The dark spot material may be hydrogen sulphide, with the pungent smell of rotten eggs. "The particles themselves are still highly reflective; they are just slightly darker than the particles in the surrounding atmosphere," said Joshua Tollefson from the University of California at Berkeley in the US.

Unlike Jupiter's GRS, which has been visible for at least 200 years, Neptune's dark vortices only last a few years. This is the first one that actually has been photographed as it is dying.

"We have no evidence of how these vortices are formed or how fast they rotate," said Agustin Sanchez-Lavega from the University of the Basque Country in Spain. "It is most likely that they arise from an instability in the sheared eastward and westward winds," said Sanchez-Lavega.

The dark vortex is behaving differently from what planet-watchers predicted. "It looks like we're capturing the demise of this dark vortex, and it's different from what well-known studies led us to expect," said Michael H Wong of the University of California at Berkeley.

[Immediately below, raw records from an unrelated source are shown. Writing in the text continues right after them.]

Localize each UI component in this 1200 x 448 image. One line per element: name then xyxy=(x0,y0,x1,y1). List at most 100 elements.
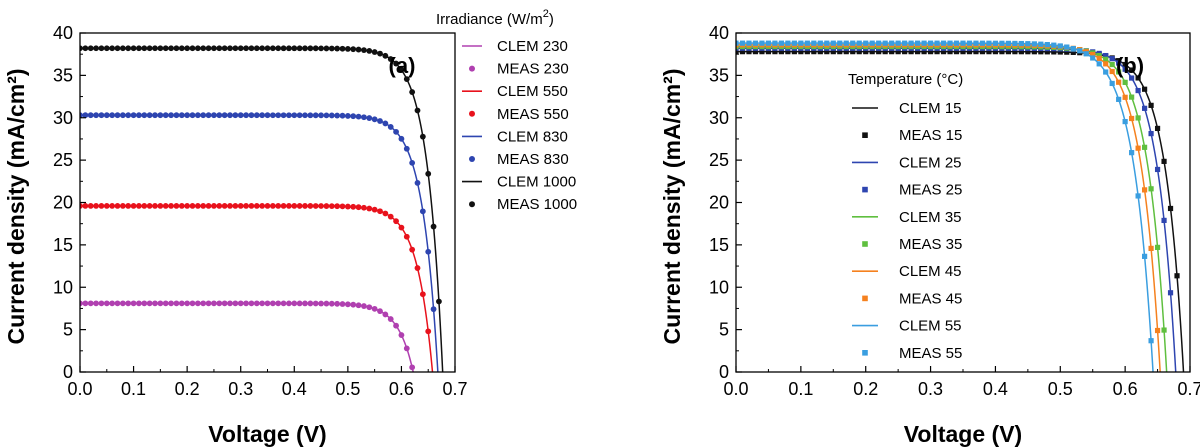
data-point xyxy=(80,45,83,52)
data-point xyxy=(98,202,105,209)
data-point xyxy=(882,49,888,55)
data-point xyxy=(804,49,810,55)
data-point xyxy=(992,40,999,46)
data-point xyxy=(296,300,303,307)
data-point xyxy=(752,40,759,46)
data-point xyxy=(200,45,207,52)
data-point xyxy=(194,300,201,307)
data-point xyxy=(152,300,158,307)
data-point xyxy=(248,300,255,307)
data-point xyxy=(253,202,260,209)
data-point xyxy=(371,116,378,123)
data-point xyxy=(344,46,351,52)
data-point xyxy=(211,202,217,209)
data-point xyxy=(778,49,784,55)
data-point xyxy=(82,202,89,209)
data-point xyxy=(1148,338,1154,344)
data-point xyxy=(253,45,260,52)
data-point xyxy=(1129,150,1135,156)
data-point xyxy=(934,40,940,46)
data-point xyxy=(173,202,180,209)
data-point xyxy=(843,49,849,55)
data-point xyxy=(371,49,378,55)
data-point xyxy=(184,300,191,307)
data-point xyxy=(103,300,110,307)
legend-item: CLEM 830 xyxy=(462,128,568,145)
data-point xyxy=(243,45,249,52)
y-tick-label: 30 xyxy=(709,108,729,128)
data-point xyxy=(355,46,362,53)
x-tick-label: 0.0 xyxy=(67,379,92,399)
data-point xyxy=(940,49,947,55)
data-point xyxy=(1154,125,1161,132)
data-point xyxy=(93,300,99,307)
data-point xyxy=(344,301,351,308)
data-point xyxy=(243,202,249,209)
data-point xyxy=(1135,87,1141,94)
x-tick-label: 0.2 xyxy=(175,379,200,399)
data-point xyxy=(1018,49,1024,55)
data-point xyxy=(216,202,223,209)
data-point xyxy=(162,300,169,307)
data-point xyxy=(882,40,888,46)
legend-marker-swatch xyxy=(469,156,475,162)
data-point xyxy=(736,40,739,46)
data-point xyxy=(141,112,148,119)
data-point xyxy=(125,300,132,307)
data-point xyxy=(232,112,239,119)
series-markers-meas-830 xyxy=(80,112,437,313)
data-point xyxy=(312,203,319,209)
x-tick-label: 0.7 xyxy=(1177,379,1200,399)
data-point xyxy=(1005,49,1011,55)
data-point xyxy=(1044,49,1050,55)
data-point xyxy=(227,112,233,119)
data-point xyxy=(114,45,121,52)
legend-item: MEAS 830 xyxy=(469,151,569,168)
data-point xyxy=(119,45,126,52)
data-point xyxy=(152,202,158,209)
data-point xyxy=(339,301,346,307)
legend-item: MEAS 55 xyxy=(862,345,962,362)
data-point xyxy=(1031,49,1037,55)
data-point xyxy=(178,202,185,209)
data-point xyxy=(927,49,934,55)
data-point xyxy=(141,202,148,209)
data-point xyxy=(162,202,169,209)
x-axis-title: Voltage (V) xyxy=(208,421,326,447)
data-point xyxy=(194,45,201,52)
data-point xyxy=(275,300,282,307)
data-point xyxy=(403,345,410,352)
data-point xyxy=(307,112,314,119)
data-point xyxy=(850,40,856,46)
data-point xyxy=(1031,41,1037,47)
data-point xyxy=(280,45,287,52)
data-point xyxy=(216,300,223,307)
data-point xyxy=(1070,49,1076,55)
data-point xyxy=(419,208,426,215)
data-point xyxy=(157,112,164,119)
legend-item: CLEM 55 xyxy=(852,318,962,335)
data-point xyxy=(960,40,966,46)
data-point xyxy=(1090,51,1096,58)
data-point xyxy=(168,112,174,119)
data-point xyxy=(211,300,217,307)
data-point xyxy=(869,49,875,55)
data-point xyxy=(157,202,164,209)
data-point xyxy=(371,206,378,213)
data-point xyxy=(895,40,901,46)
data-point xyxy=(1025,49,1031,55)
data-point xyxy=(1109,61,1115,68)
data-point xyxy=(772,49,778,55)
data-point xyxy=(403,145,410,152)
data-point xyxy=(986,40,992,46)
data-point xyxy=(232,45,239,52)
y-tick-label: 40 xyxy=(709,23,729,43)
y-axis-title: Current density (mA/cm²) xyxy=(659,68,685,344)
data-point xyxy=(908,40,914,46)
x-tick-label: 0.4 xyxy=(282,379,307,399)
data-point xyxy=(125,202,132,209)
legend-item: CLEM 25 xyxy=(852,154,962,171)
data-point xyxy=(1142,144,1148,150)
data-point xyxy=(772,40,778,46)
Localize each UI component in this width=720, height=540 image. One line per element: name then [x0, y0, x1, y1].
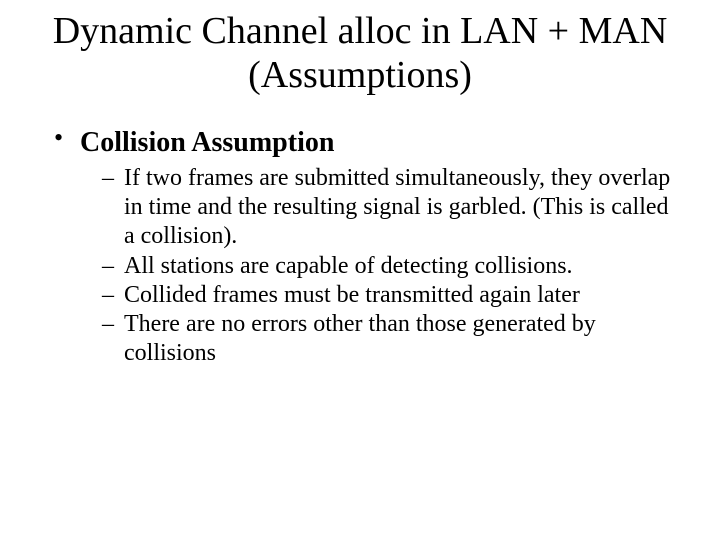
sub-item: All stations are capable of detecting co… — [102, 252, 680, 281]
slide-title: Dynamic Channel alloc in LAN + MAN (Assu… — [40, 10, 680, 97]
sub-item: Collided frames must be transmitted agai… — [102, 281, 680, 310]
sub-list: If two frames are submitted simultaneous… — [80, 164, 680, 369]
sub-item: If two frames are submitted simultaneous… — [102, 164, 680, 252]
bullet-list: Collision Assumption If two frames are s… — [40, 125, 680, 368]
bullet-heading: Collision Assumption — [80, 125, 680, 161]
bullet-item: Collision Assumption If two frames are s… — [52, 125, 680, 368]
sub-item: There are no errors other than those gen… — [102, 310, 680, 369]
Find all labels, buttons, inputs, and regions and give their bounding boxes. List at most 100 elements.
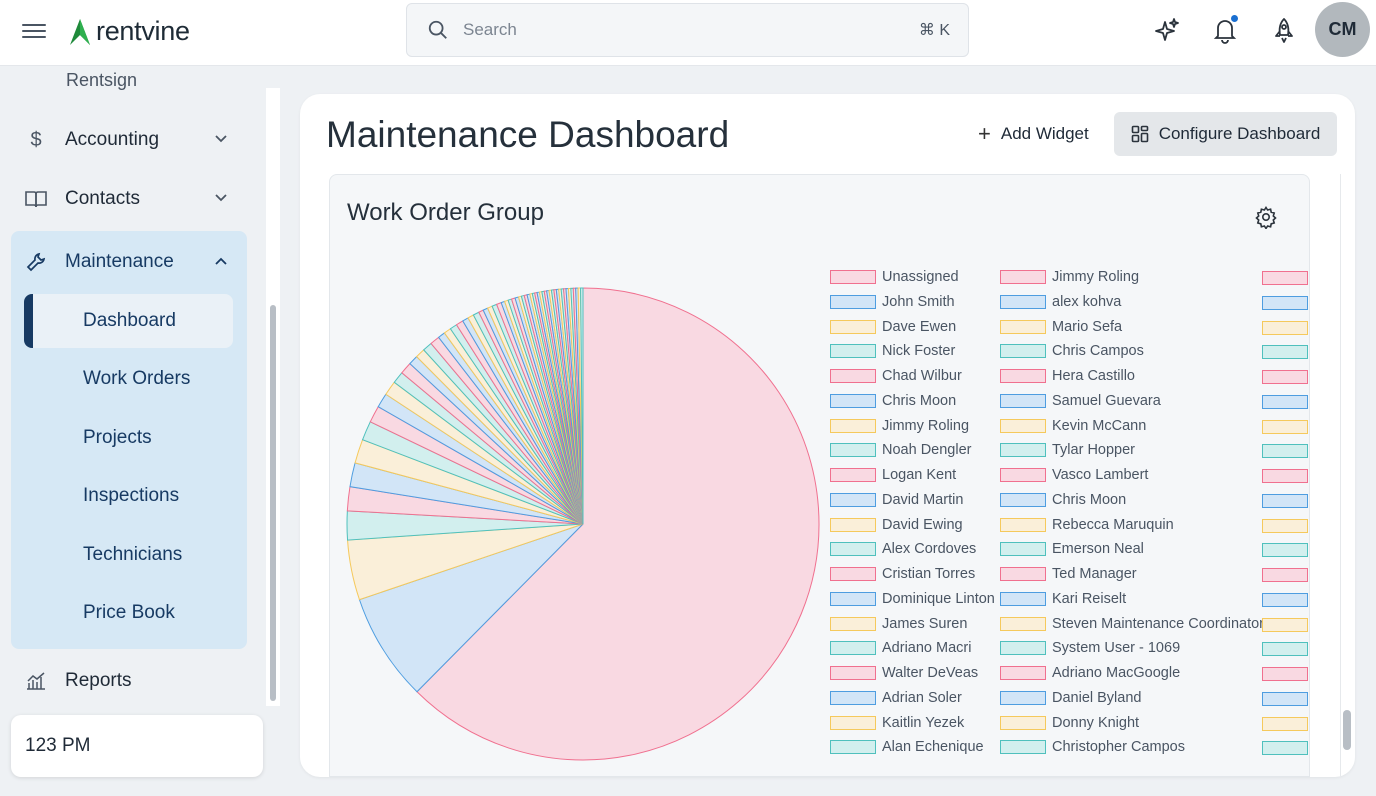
- brand-logo[interactable]: rentvine: [66, 14, 190, 48]
- dashboard-card: Maintenance Dashboard + Add Widget Confi…: [300, 94, 1355, 777]
- legend-label: Mario Sefa: [1052, 318, 1123, 335]
- legend-swatch: [830, 641, 876, 656]
- legend-swatch-cutoff: [1262, 493, 1308, 508]
- sidebar-sub-dashboard[interactable]: Dashboard: [83, 310, 176, 331]
- add-widget-button[interactable]: + Add Widget: [968, 112, 1099, 156]
- configure-dashboard-button[interactable]: Configure Dashboard: [1114, 112, 1337, 156]
- pie-slice[interactable]: [358, 523, 584, 693]
- legend-item[interactable]: Emerson Neal: [1000, 541, 1144, 557]
- legend-item[interactable]: David Martin: [830, 492, 963, 508]
- legend-swatch-cutoff: [1262, 543, 1308, 558]
- legend-item[interactable]: Jimmy Roling: [1000, 269, 1139, 285]
- legend-label: Steven Maintenance Coordinator: [1052, 615, 1264, 632]
- legend-label: Kevin McCann: [1052, 417, 1147, 434]
- legend-item[interactable]: Alan Echenique: [830, 739, 984, 755]
- legend-label: Dominique Linton: [882, 590, 995, 607]
- gear-icon[interactable]: [1254, 205, 1278, 229]
- legend-swatch: [1000, 492, 1046, 507]
- search-input[interactable]: [463, 20, 919, 40]
- legend-swatch: [830, 319, 876, 334]
- legend-item[interactable]: Samuel Guevara: [1000, 393, 1161, 409]
- office-selector[interactable]: 123 PM: [11, 715, 263, 777]
- legend-label: James Suren: [882, 615, 968, 632]
- legend-label: Kaitlin Yezek: [882, 714, 965, 731]
- legend-item[interactable]: Chad Wilbur: [830, 368, 962, 384]
- chevron-down-icon: [215, 135, 227, 143]
- sidebar-item-contacts[interactable]: Contacts: [24, 177, 246, 221]
- legend-item[interactable]: Noah Dengler: [830, 442, 971, 458]
- legend-label: Unassigned: [882, 269, 959, 285]
- work-order-group-widget: Work Order Group Unassigned John Smith Dav…: [329, 174, 1310, 777]
- legend-item[interactable]: System User - 1069: [1000, 640, 1180, 656]
- legend-swatch: [1000, 690, 1046, 705]
- sidebar-item-cut[interactable]: Rentsign: [66, 70, 138, 90]
- legend-item[interactable]: Chris Moon: [830, 393, 956, 409]
- sidebar-sub-inspections[interactable]: Inspections: [83, 485, 180, 506]
- legend-swatch: [1000, 319, 1046, 334]
- chevron-down-icon: [215, 194, 227, 202]
- sidebar-sub-price-book[interactable]: Price Book: [83, 602, 175, 623]
- legend-item[interactable]: Daniel Byland: [1000, 690, 1141, 706]
- legend-item[interactable]: Dave Ewen: [830, 319, 956, 335]
- legend-swatch: [830, 666, 876, 680]
- legend-item[interactable]: Chris Moon: [1000, 492, 1126, 508]
- widget-title: Work Order Group: [347, 199, 544, 226]
- legend-item[interactable]: Walter DeVeas: [830, 665, 978, 681]
- legend-item[interactable]: Vasco Lambert: [1000, 467, 1148, 483]
- legend-item[interactable]: Steven Maintenance Coordinator: [1000, 616, 1264, 632]
- legend-swatch: [1000, 344, 1046, 359]
- legend-item[interactable]: Chris Campos: [1000, 343, 1144, 359]
- bell-icon: [1213, 20, 1237, 44]
- chart-icon: [24, 669, 48, 693]
- legend-item[interactable]: Alex Cordoves: [830, 541, 976, 557]
- legend-swatch: [1000, 715, 1046, 730]
- legend-label: Donny Knight: [1052, 714, 1140, 731]
- legend-item[interactable]: Adrian Soler: [830, 690, 962, 706]
- legend-swatch: [830, 715, 876, 730]
- sidebar-sub-work-orders[interactable]: Work Orders: [83, 368, 191, 389]
- legend-item[interactable]: James Suren: [830, 616, 967, 632]
- menu-icon[interactable]: [22, 20, 46, 44]
- legend-item[interactable]: Nick Foster: [830, 343, 955, 359]
- sidebar-sub-projects[interactable]: Projects: [83, 427, 152, 448]
- legend-item[interactable]: Kevin McCann: [1000, 418, 1146, 434]
- search-shortcut: ⌘ K: [918, 22, 950, 39]
- notification-dot: [1230, 14, 1239, 23]
- pie-slice[interactable]: [416, 287, 820, 761]
- legend-item[interactable]: Hera Castillo: [1000, 368, 1135, 384]
- sidebar-item-accounting[interactable]: $ Accounting: [24, 118, 246, 162]
- content-scrollbar[interactable]: [1343, 710, 1351, 750]
- legend-item[interactable]: Dominique Linton: [830, 591, 995, 607]
- rocket-icon[interactable]: [1270, 16, 1298, 44]
- legend-item[interactable]: David Ewing: [830, 517, 963, 533]
- legend-item[interactable]: Jimmy Roling: [830, 418, 969, 434]
- legend-item[interactable]: Kaitlin Yezek: [830, 715, 964, 731]
- pie-slice[interactable]: [580, 287, 584, 525]
- sparkle-icon[interactable]: [1153, 16, 1181, 44]
- sidebar-sub-technicians[interactable]: Technicians: [83, 544, 183, 565]
- sidebar-item-maintenance[interactable]: Maintenance: [24, 240, 246, 284]
- legend-item[interactable]: alex kohva: [1000, 294, 1121, 310]
- legend-item[interactable]: Rebecca Maruquin: [1000, 517, 1174, 533]
- legend-swatch: [830, 369, 876, 383]
- notifications-button[interactable]: [1211, 14, 1239, 44]
- search-icon: [428, 20, 447, 39]
- legend-item[interactable]: Ted Manager: [1000, 566, 1137, 582]
- legend-item[interactable]: John Smith: [830, 294, 955, 310]
- sidebar-item-reports[interactable]: Reports: [24, 659, 246, 703]
- sidebar-scrollbar[interactable]: [270, 305, 276, 701]
- user-avatar[interactable]: CM: [1315, 2, 1370, 57]
- legend-swatch-cutoff: [1262, 320, 1308, 335]
- legend-item[interactable]: Unassigned: [830, 269, 959, 285]
- legend-item[interactable]: Kari Reiselt: [1000, 591, 1126, 607]
- search-bar[interactable]: ⌘ K: [406, 3, 969, 57]
- legend-item[interactable]: Cristian Torres: [830, 566, 975, 582]
- legend-item[interactable]: Logan Kent: [830, 467, 956, 483]
- legend-item[interactable]: Christopher Campos: [1000, 739, 1185, 755]
- legend-item[interactable]: Adriano Macri: [830, 640, 971, 656]
- legend-item[interactable]: Mario Sefa: [1000, 319, 1122, 335]
- legend-item[interactable]: Adriano MacGoogle: [1000, 665, 1180, 681]
- legend-item[interactable]: Tylar Hopper: [1000, 442, 1135, 458]
- legend-label: Chad Wilbur: [882, 368, 962, 384]
- legend-item[interactable]: Donny Knight: [1000, 715, 1139, 731]
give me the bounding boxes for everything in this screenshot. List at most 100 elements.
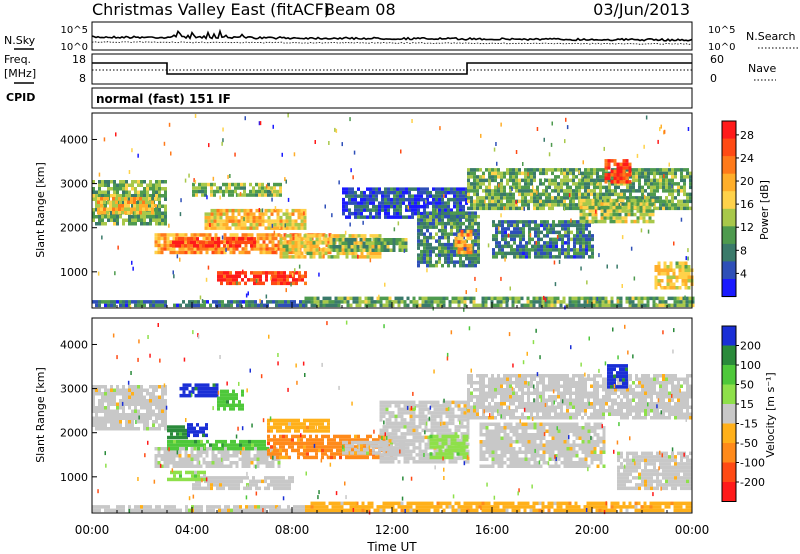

"Their dynamical simulations said that anticyclones under Neptune's wind shear would probably drift towards the equator. We thought that once the vortex got too close to the equator, it would break up and perhaps create a spectacular outburst of cloud activity," said Wong. However, the dark spot, which was first seen at mid-southern latitudes, has apparently faded away rather than going out with a bang. That may be related to the surprising direction of its measured drift: toward the south pole, instead of northward towards the equator, researchers said.